Insuring Inefficiency

Kitzhaber nixes universities' hopes of cutting health costs.

Oregon's seven state universities have been clamoring for years for more independence from bureaucratic state regulations.

As taxpayer support for them has waned, Oregon University System officials argue, the schools should have more freedom to run themselves like businesses and control their own costs.

And two years ago, Gov. John Kitzhaber agreed, signing a bill that gave the universities some of the freedom they sought.

OUS officials have found a way to use that newfound independence to save money—$67 million in the next two-year budget—on employees' health premiums.

That's savings that could lower students' tuition. But it's also too much independence for the governor: Kitzhaber has told the universities no.

"It's craziness," says state Rep. Mark Johnson (R-Hood River), who co-chaired the House Higher Education Subcommittee in 2011. "It's just another way of the system saying, 'We'd like to be efficient,' up until it threatens one of the sacred cows."

In this case, the sacred cow that's being protected is the Public Employees' Benefit Board, the insurance pool that negotiates health-care coverage for 50,000 state employees.

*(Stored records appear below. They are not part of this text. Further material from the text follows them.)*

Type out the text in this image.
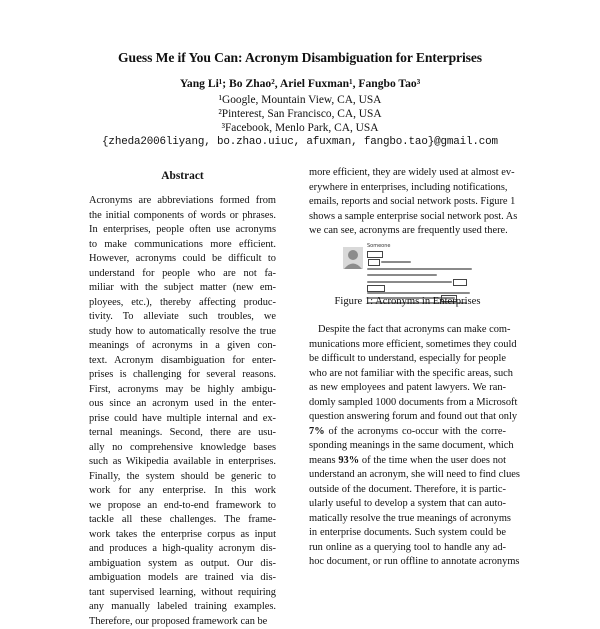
Guess Me if You Can: Acronym Disambiguation for Enterprises
Yang Li¹; Bo Zhao², Ariel Fuxman¹, Fangbo Tao³
¹Google, Mountain View, CA, USA
²Pinterest, San Francisco, CA, USA
³Facebook, Menlo Park, CA, USA
{zheda2006liyang, bo.zhao.uiuc, afuxman, fangbo.tao}@gmail.com
Abstract
Acronyms are abbreviations formed from
the initial components of words or phrases.
In enterprises, people often use acronyms
to make communications more efficient.
However, acronyms could be difficult to
understand for people who are not fa-
miliar with the subject matter (new em-
ployees, etc.), thereby affecting produc-
tivity. To alleviate such troubles, we
study how to automatically resolve the true
meanings of acronyms in a given con-
text. Acronym disambiguation for enter-
prises is challenging for several reasons.
First, acronyms may be highly ambigu-
ous since an acronym used in the enter-
prise could have multiple internal and ex-
ternal meanings. Second, there are usu-
ally no comprehensive knowledge bases
such as Wikipedia available in enterprises.
Finally, the system should be generic to
work for any enterprise. In this work
we propose an end-to-end framework to
tackle all these challenges. The frame-
work takes the enterprise corpus as input
and produces a high-quality acronym dis-
ambiguation system as output. Our dis-
ambiguation models are trained via dis-
tant supervised learning, without requiring
any manually labeled training examples.
Therefore, our proposed framework can be
more efficient, they are widely used at almost ev-
erywhere in enterprises, including notifications,
emails, reports and social network posts. Figure 1
shows a sample enterprise social network post. As
we can see, acronyms are frequently used there.
Someone
Figure 1: Acronyms in Enterprises
Despite the fact that acronyms can make com-
munications more efficient, sometimes they could
be difficult to understand, especially for people
who are not familiar with the specific areas, such
as new employees and patent lawyers. We ran-
domly sampled 1000 documents from a Microsoft
question answering forum and found out that only
7% of the acronyms co-occur with the corre-
sponding meanings in the same document, which
means 93% of the time when the user does not
understand an acronym, she will need to find clues
outside of the document. Therefore, it is partic-
ularly useful to develop a system that can auto-
matically resolve the true meanings of acronyms
in enterprise documents. Such system could be
run online as a querying tool to handle any ad-
hoc document, or run offline to annotate acronyms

Currently, 13,000 OUS employees—about a quarter of the pool—get their health coverage this way.

But an analysis by OUS finance chief Jay Kenton given to lawmakers last month shows the universities pay $33 million-plus a year more into the insurance pool than their employees get back in benefits.

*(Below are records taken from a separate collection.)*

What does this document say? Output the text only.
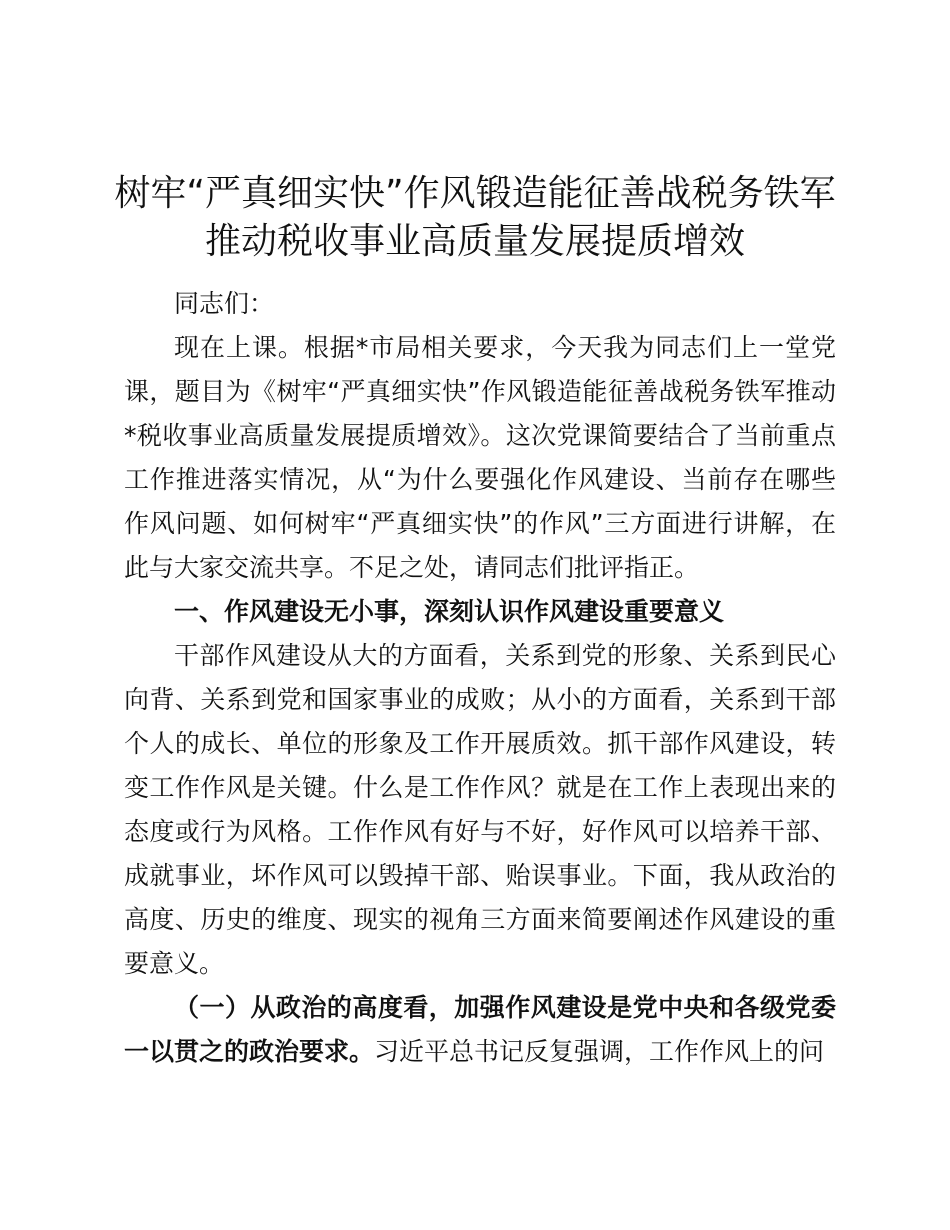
树牢“严真细实快”作风锻造能征善战税务铁军
推动税收事业高质量发展提质增效

同志们：

现在上课。根据*市局相关要求，今天我为同志们上一堂党课，题目为《树牢“严真细实快”作风锻造能征善战税务铁军推动*税收事业高质量发展提质增效》。这次党课简要结合了当前重点工作推进落实情况，从“为什么要强化作风建设、当前存在哪些作风问题、如何树牢“严真细实快”的作风”三方面进行讲解，在此与大家交流共享。不足之处，请同志们批评指正。

一、作风建设无小事，深刻认识作风建设重要意义

干部作风建设从大的方面看，关系到党的形象、关系到民心向背、关系到党和国家事业的成败；从小的方面看，关系到干部个人的成长、单位的形象及工作开展质效。抓干部作风建设，转变工作作风是关键。什么是工作作风？就是在工作上表现出来的态度或行为风格。工作作风有好与不好，好作风可以培养干部、成就事业，坏作风可以毁掉干部、贻误事业。下面，我从政治的高度、历史的维度、现实的视角三方面来简要阐述作风建设的重要意义。

（一）从政治的高度看，加强作风建设是党中央和各级党委一以贯之的政治要求。习近平总书记反复强调，工作作风上的问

In his report, Kenton says allowing OUS to find less expensive health insurance would have a real impact: In-state students pay $630 in tuition for every $1,000 OUS pays in employee health-insurance premiums.

The system costs OUS more because its employees tend to be healthier than state employees as a whole. As a result, universities (and students through their tuition) subsidize the state's health-insurance costs.

It's the first serious test of Kitzhaber's commitment to giving universities more independence. But Kitzhaber believes if OUS employees got out of the state insurance pool, premiums for the remaining state employees could rise—creating long-term consequences that are bigger than higher tuition costs.-

"The governor wants universities to be more efficient, but not if it merely shifts the cost to a bunch of other folks and possibly undermines the long-term interests of the OUS members," says Ben Cannon, Kitzhaber's education adviser.

Cannon says Kitzhaber's plan for health-care reform includes putting all public employees in one insurance pool. "The governor is concerned not to undermine the leverage of a larger system," he says.

"The governor is working on a transformational health-care reform," OUS's Kenton tells WW. "The problem is, students are paying for it."

To compensate the universities, Kitzhaber says he will add $20 million to OUS's budget. That requires the approval of lawmakers, some of whom would rather help OUS cut health-care costs than shovel more general-fund dollars into an inefficient system.

“Autonomy was supposed to bring efficiencies,” Johnson says. “That’s not happening here.”